The rationale for use of these drugs was their ability to increase intracellular cyclic AMP (adenosine monophosphate) levels, which might counteract inflammatory signaling pathways that induce endothelial permeability. It was the standard of care until the early 2000s, but was sidelined afterwards because patients frequently experienced renewed episodes of SCLS, and because these drugs were poorly tolerated due to their unpleasant side effects.
The second, more recent approach pioneered in France during the last decade (early 2000s) involves monthly intravenous infusions of immunoglobulins (IVIG), with an initial dose of 2 gr/kg/month of body weight, which has proven very successful as per abundant case-report evidence from around the world.

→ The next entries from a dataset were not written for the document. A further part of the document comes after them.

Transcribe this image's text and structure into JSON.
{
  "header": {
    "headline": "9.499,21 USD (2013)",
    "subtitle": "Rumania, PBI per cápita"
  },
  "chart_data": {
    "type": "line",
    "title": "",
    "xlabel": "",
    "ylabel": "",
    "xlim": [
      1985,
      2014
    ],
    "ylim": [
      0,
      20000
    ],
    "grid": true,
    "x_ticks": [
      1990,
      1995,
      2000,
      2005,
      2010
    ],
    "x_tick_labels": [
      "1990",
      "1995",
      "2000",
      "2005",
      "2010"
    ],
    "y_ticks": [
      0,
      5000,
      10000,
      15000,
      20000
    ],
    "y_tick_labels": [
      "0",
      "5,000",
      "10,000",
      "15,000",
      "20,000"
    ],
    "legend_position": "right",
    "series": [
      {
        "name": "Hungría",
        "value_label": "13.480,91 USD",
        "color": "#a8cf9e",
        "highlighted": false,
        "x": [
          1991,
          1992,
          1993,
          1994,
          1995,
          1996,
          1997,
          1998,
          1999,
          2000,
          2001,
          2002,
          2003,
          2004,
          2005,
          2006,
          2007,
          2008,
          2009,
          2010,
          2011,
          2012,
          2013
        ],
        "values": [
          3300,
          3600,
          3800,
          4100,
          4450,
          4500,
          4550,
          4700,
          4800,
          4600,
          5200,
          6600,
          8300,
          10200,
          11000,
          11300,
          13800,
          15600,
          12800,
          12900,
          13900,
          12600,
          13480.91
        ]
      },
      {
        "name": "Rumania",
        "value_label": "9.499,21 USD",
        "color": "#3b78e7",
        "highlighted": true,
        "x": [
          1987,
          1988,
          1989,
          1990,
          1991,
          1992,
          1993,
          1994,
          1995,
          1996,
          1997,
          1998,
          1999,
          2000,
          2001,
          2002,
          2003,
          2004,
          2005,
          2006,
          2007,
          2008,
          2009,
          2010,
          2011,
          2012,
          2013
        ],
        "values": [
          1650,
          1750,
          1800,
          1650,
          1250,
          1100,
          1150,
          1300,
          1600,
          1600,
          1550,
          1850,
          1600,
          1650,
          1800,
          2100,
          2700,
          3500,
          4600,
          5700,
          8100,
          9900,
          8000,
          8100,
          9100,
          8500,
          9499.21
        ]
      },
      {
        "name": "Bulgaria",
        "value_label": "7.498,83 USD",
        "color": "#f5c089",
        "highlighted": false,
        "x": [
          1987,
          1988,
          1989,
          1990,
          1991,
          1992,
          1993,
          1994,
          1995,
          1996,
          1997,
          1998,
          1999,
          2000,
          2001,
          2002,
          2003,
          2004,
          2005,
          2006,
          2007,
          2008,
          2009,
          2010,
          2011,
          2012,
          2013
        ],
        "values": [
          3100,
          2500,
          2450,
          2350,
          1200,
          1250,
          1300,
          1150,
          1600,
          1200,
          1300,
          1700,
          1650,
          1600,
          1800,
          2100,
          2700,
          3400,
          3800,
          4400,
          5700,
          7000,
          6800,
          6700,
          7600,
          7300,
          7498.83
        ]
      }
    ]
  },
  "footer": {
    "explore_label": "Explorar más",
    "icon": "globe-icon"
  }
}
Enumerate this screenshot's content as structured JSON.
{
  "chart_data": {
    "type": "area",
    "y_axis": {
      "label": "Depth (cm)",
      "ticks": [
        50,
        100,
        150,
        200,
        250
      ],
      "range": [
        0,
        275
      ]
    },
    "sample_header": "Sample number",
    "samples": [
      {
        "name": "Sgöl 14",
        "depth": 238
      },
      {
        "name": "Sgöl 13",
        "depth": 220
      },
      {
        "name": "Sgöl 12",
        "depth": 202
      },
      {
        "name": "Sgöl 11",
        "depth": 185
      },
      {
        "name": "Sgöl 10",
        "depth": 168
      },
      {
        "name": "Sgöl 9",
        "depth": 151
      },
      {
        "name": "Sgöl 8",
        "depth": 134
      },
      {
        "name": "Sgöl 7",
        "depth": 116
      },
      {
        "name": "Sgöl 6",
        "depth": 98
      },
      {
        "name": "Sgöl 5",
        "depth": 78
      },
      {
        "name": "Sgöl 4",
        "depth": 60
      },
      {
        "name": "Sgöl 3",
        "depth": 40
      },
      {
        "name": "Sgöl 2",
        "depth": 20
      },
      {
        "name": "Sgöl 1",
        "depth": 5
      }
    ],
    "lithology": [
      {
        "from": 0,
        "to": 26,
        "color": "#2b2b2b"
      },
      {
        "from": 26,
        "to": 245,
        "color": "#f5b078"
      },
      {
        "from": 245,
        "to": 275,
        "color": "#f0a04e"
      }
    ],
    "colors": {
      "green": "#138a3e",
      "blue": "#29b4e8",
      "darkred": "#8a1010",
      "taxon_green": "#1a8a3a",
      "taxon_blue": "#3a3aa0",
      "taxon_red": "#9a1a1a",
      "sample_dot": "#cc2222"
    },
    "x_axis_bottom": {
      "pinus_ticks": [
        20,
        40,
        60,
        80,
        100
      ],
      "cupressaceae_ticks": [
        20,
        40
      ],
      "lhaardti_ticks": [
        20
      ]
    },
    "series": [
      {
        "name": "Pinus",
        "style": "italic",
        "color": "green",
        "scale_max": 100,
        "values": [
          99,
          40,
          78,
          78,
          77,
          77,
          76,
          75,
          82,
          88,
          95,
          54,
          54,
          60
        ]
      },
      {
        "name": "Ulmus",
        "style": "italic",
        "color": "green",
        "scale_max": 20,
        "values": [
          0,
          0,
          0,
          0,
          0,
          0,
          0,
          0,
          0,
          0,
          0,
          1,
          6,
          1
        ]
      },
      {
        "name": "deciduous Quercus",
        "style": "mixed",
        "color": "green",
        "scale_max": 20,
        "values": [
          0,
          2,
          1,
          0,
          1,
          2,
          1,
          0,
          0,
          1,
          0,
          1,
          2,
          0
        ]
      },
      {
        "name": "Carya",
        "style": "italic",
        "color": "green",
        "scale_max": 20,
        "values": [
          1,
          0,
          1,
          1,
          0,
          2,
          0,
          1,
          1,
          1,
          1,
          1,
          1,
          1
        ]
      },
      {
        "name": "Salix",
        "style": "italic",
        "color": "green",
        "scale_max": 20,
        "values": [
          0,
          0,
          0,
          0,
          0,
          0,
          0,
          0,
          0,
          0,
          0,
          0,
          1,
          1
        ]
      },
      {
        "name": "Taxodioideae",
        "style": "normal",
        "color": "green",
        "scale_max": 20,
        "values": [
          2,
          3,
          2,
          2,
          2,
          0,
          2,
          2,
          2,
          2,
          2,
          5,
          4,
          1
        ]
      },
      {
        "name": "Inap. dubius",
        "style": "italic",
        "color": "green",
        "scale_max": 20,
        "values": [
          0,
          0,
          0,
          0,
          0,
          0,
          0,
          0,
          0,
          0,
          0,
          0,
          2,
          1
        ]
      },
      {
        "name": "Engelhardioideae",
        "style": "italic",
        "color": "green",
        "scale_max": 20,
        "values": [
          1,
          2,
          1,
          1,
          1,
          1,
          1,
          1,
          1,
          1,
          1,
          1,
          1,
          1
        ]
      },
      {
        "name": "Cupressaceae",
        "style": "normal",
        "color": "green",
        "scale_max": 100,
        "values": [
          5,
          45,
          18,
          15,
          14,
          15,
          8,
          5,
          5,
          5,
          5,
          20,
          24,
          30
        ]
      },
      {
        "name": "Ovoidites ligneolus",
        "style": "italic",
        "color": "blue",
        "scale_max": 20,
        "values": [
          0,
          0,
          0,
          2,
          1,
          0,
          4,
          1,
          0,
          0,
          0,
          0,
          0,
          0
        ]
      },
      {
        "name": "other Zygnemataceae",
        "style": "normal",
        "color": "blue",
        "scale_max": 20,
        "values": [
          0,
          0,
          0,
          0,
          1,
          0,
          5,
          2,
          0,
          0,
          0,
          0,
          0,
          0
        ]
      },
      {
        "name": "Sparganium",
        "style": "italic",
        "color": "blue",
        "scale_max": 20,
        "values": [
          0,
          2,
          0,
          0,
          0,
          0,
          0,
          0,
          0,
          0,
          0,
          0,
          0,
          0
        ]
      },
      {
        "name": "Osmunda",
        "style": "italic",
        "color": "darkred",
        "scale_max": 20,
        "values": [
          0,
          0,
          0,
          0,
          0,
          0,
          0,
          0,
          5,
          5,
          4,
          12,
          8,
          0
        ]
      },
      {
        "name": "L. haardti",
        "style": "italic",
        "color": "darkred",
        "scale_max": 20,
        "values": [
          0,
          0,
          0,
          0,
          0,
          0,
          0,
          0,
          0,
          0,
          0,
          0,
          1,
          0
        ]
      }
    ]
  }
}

IVIG has long been used for the treatment of autoimmune and MGUS-associated syndromes, because of its potential immunomodulatory and anticytokine properties. The precise mechanism of action of IVIG in patients with SCLS is unknown, but it is likely that it neutralizes their proinflammatory cytokines that provoke endothelial dysfunction. A recent review of clinical experience with 69 mostly European SCLS patients found that preventive treatment with IVIG was the strongest factor associated with their survival, such that an IVIG therapy should be the first-line preventive agent for SCLS patients. According to a recent NIH survey of patient experience, IVIG prophylaxis is associated with a dramatic reduction in the occurrence of SCLS episodes in most patients, with minimal side effects, such that it may be considered as frontline therapy for those with a clear-cut diagnosis of SCLS and a history of recurrent episodes.